Gadis itu bangkit, dan kakinya turun dari atas sofa itu. Tiba-tiba, ia merasa seperti menginjak sesuatu, matanya pun langsung tertuju pada kakinya. Matanya terbelalak ketika melihat yang ia injak adalah cairan merah yang sudah setengah kering. Dengan cepat, gadis itu mengalihkan kakinya dan langsung berdiri. 

Seketika, pikirannya teringat akan kejadian semalam, yang ia maksud itu adalah sebuah mimpi.
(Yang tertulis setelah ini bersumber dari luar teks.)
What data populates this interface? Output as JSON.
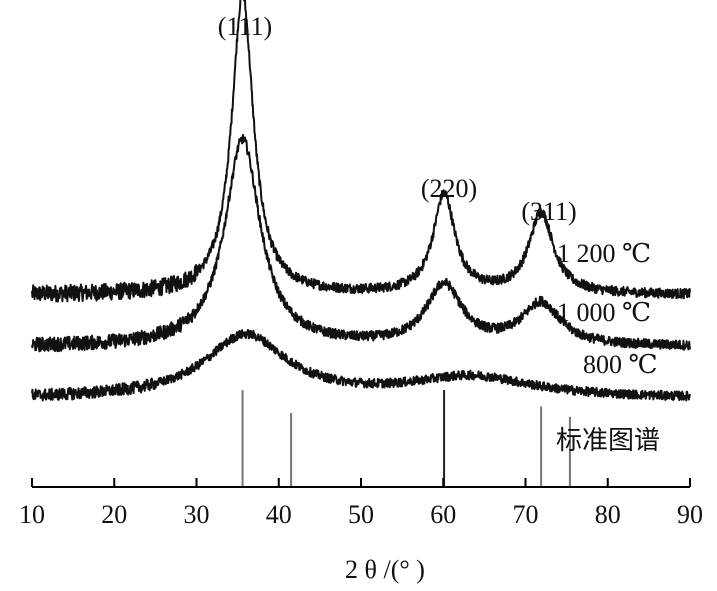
{
  "chart_data": {
    "type": "line",
    "title": "",
    "xlabel": "2 θ /(°  )",
    "ylabel": "",
    "xlim": [
      10,
      90
    ],
    "x_ticks": [
      "10",
      "20",
      "30",
      "40",
      "50",
      "60",
      "70",
      "80",
      "90"
    ],
    "grid": false,
    "peaks": [
      {
        "label": "(111)",
        "x": 35.6
      },
      {
        "label": "(220)",
        "x": 60.1
      },
      {
        "label": "(311)",
        "x": 71.9
      }
    ],
    "series": [
      {
        "name": "1 200 ℃",
        "baseline": 1.0,
        "peaks": [
          {
            "center": 35.6,
            "height": 1.0,
            "width": 1.6
          },
          {
            "center": 60.1,
            "height": 0.33,
            "width": 1.6
          },
          {
            "center": 71.9,
            "height": 0.27,
            "width": 1.8
          }
        ]
      },
      {
        "name": "1 000 ℃",
        "baseline": 0.0,
        "peaks": [
          {
            "center": 35.6,
            "height": 0.69,
            "width": 2.6
          },
          {
            "center": 60.1,
            "height": 0.2,
            "width": 2.6
          },
          {
            "center": 71.9,
            "height": 0.14,
            "width": 2.8
          }
        ]
      },
      {
        "name": "800 ℃",
        "baseline": -1.0,
        "peaks": [
          {
            "center": 36.0,
            "height": 0.21,
            "width": 6.0
          },
          {
            "center": 63.5,
            "height": 0.07,
            "width": 9.0
          }
        ]
      }
    ],
    "reference": {
      "label": "标准图谱",
      "lines": [
        {
          "x": 35.6,
          "intensity": 1.0
        },
        {
          "x": 41.5,
          "intensity": 0.76
        },
        {
          "x": 60.1,
          "intensity": 1.0
        },
        {
          "x": 71.9,
          "intensity": 0.83
        },
        {
          "x": 75.4,
          "intensity": 0.72
        }
      ]
    }
  }
}
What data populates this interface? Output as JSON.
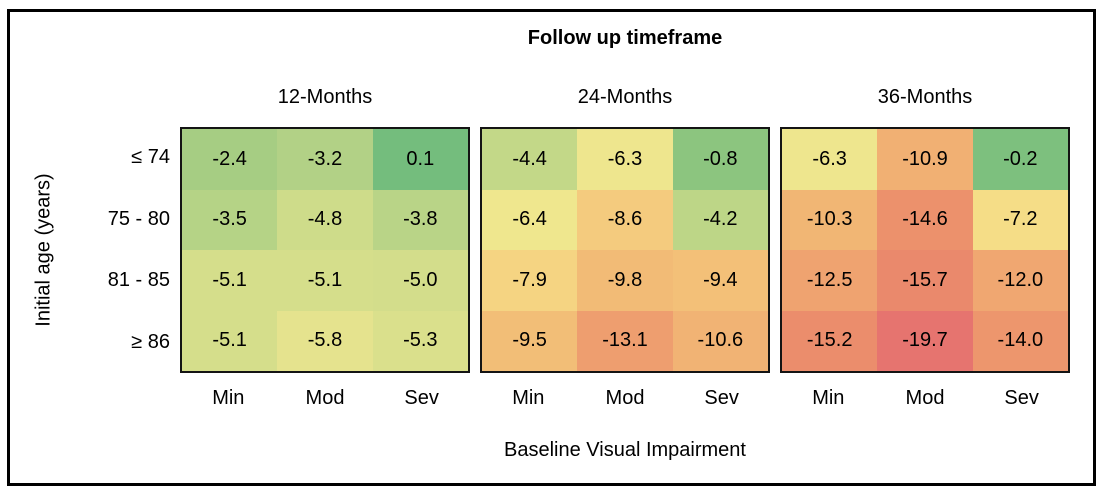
{
  "figure": {
    "background_color": "#ffffff",
    "outer_border_color": "#000000",
    "panel_border_color": "#141414",
    "text_color": "#000000"
  },
  "chart_data": {
    "type": "heatmap",
    "title": "Follow up timeframe",
    "xlabel": "Baseline Visual Impairment",
    "ylabel": "Initial age (years)",
    "legend": "none",
    "grid": false,
    "row_labels": [
      "≤ 74",
      "75 - 80",
      "81 - 85",
      "≥ 86"
    ],
    "col_labels": [
      "Min",
      "Mod",
      "Sev"
    ],
    "panels": [
      {
        "label": "12-Months",
        "values": [
          [
            -2.4,
            -3.2,
            0.1
          ],
          [
            -3.5,
            -4.8,
            -3.8
          ],
          [
            -5.1,
            -5.1,
            -5.0
          ],
          [
            -5.1,
            -5.8,
            -5.3
          ]
        ]
      },
      {
        "label": "24-Months",
        "values": [
          [
            -4.4,
            -6.3,
            -0.8
          ],
          [
            -6.4,
            -8.6,
            -4.2
          ],
          [
            -7.9,
            -9.8,
            -9.4
          ],
          [
            -9.5,
            -13.1,
            -10.6
          ]
        ]
      },
      {
        "label": "36-Months",
        "values": [
          [
            -6.3,
            -10.9,
            -0.2
          ],
          [
            -10.3,
            -14.6,
            -7.2
          ],
          [
            -12.5,
            -15.7,
            -12.0
          ],
          [
            -15.2,
            -19.7,
            -14.0
          ]
        ]
      }
    ],
    "value_range": [
      -19.7,
      0.1
    ],
    "value_format_decimals": 1,
    "color_scale_anchors": [
      [
        -22.0,
        "#e36c6d"
      ],
      [
        -19.7,
        "#e6746f"
      ],
      [
        -18.0,
        "#e87d6e"
      ],
      [
        -16.0,
        "#ea876c"
      ],
      [
        -14.7,
        "#ec906c"
      ],
      [
        -13.4,
        "#ee9c6e"
      ],
      [
        -12.4,
        "#efa470"
      ],
      [
        -10.8,
        "#f1b173"
      ],
      [
        -9.6,
        "#f2bd76"
      ],
      [
        -8.8,
        "#f4c87d"
      ],
      [
        -8.0,
        "#f5d381"
      ],
      [
        -7.3,
        "#f5dc86"
      ],
      [
        -6.5,
        "#f1e78e"
      ],
      [
        -5.9,
        "#e7e48e"
      ],
      [
        -5.2,
        "#d8df8c"
      ],
      [
        -4.7,
        "#cbdb89"
      ],
      [
        -4.2,
        "#bdd687"
      ],
      [
        -3.3,
        "#b3d286"
      ],
      [
        -2.4,
        "#a6cd83"
      ],
      [
        -1.2,
        "#93c880"
      ],
      [
        -0.5,
        "#86c37f"
      ],
      [
        0.1,
        "#74bd7d"
      ],
      [
        0.5,
        "#6fbc79"
      ]
    ]
  }
}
Xena berlari menuju ketaman belakang rumahnya yang berdekatan dengan kolam renang. 

Matanya langsung terbelalak ketika melihat kedua orangtuanya sudah mengapung di kolam tersebut. Kepalanya terus menggeleng, ia masih tak percaya kalau kejadian mengenaskan malam itu bukanlah sebuah mimpi.
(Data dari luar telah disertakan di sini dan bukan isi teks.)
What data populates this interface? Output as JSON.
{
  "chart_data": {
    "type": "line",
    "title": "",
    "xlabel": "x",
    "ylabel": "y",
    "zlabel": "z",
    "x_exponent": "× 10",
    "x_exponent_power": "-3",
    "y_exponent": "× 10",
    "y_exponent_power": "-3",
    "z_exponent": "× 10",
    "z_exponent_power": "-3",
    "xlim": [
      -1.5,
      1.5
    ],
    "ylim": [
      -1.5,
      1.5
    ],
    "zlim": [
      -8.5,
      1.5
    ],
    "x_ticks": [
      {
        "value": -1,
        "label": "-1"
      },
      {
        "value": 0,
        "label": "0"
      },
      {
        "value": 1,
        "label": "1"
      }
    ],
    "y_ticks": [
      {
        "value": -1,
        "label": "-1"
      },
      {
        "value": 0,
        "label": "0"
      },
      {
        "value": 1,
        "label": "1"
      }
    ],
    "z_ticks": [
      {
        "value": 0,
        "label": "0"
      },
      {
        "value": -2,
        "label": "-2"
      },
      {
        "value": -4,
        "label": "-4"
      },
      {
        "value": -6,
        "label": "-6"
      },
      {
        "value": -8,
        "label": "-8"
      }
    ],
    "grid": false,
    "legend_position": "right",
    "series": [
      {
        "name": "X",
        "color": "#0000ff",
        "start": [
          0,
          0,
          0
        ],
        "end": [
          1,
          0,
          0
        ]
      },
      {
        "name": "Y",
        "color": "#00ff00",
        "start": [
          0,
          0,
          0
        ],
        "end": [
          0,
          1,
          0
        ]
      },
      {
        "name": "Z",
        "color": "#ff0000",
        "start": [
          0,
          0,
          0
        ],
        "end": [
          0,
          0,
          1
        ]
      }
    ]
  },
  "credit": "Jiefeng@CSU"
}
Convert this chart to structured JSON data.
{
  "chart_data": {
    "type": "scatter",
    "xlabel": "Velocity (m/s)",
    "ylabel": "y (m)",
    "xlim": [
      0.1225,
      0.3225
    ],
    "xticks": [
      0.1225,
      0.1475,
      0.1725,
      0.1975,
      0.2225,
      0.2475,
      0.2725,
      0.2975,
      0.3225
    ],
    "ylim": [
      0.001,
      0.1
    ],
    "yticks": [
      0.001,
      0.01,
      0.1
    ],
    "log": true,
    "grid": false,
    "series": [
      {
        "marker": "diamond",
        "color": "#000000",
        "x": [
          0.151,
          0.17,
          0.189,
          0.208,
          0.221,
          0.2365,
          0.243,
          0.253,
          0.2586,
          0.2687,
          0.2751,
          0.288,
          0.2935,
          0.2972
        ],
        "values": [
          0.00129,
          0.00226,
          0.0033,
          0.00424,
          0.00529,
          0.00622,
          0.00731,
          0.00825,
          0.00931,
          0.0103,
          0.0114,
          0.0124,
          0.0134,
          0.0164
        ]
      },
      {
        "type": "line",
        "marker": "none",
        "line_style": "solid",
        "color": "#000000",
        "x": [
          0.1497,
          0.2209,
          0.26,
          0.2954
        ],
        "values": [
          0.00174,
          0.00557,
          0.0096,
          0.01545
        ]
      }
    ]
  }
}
Dengan napas yang berderu naik turun gadis itu menjerit histeris. 

“AAAaaaa!!!!”

Tok ... Tok ... Tok ...

“Xena ... Xena Bangun! Hei! Xena bangun ....”

Gadis cantik bermata coklat itu langsung membuka kedua matanya, dengan napas yang berderu naik turun serta keringat yang mengucur diseluruh tubuhnya, ia langsung terbangun dan duduk diatas kasurnya.

Gadis itu mulai mengatur napasnya, dan untuk kesekian kalinya dirinya bermimpi itu lagi, mimpi yang sama saat kejadian mengenaskan itu terjadi. Xena mengusap seluruh wajahnya yang dipenuhi oleh tetesan airmata.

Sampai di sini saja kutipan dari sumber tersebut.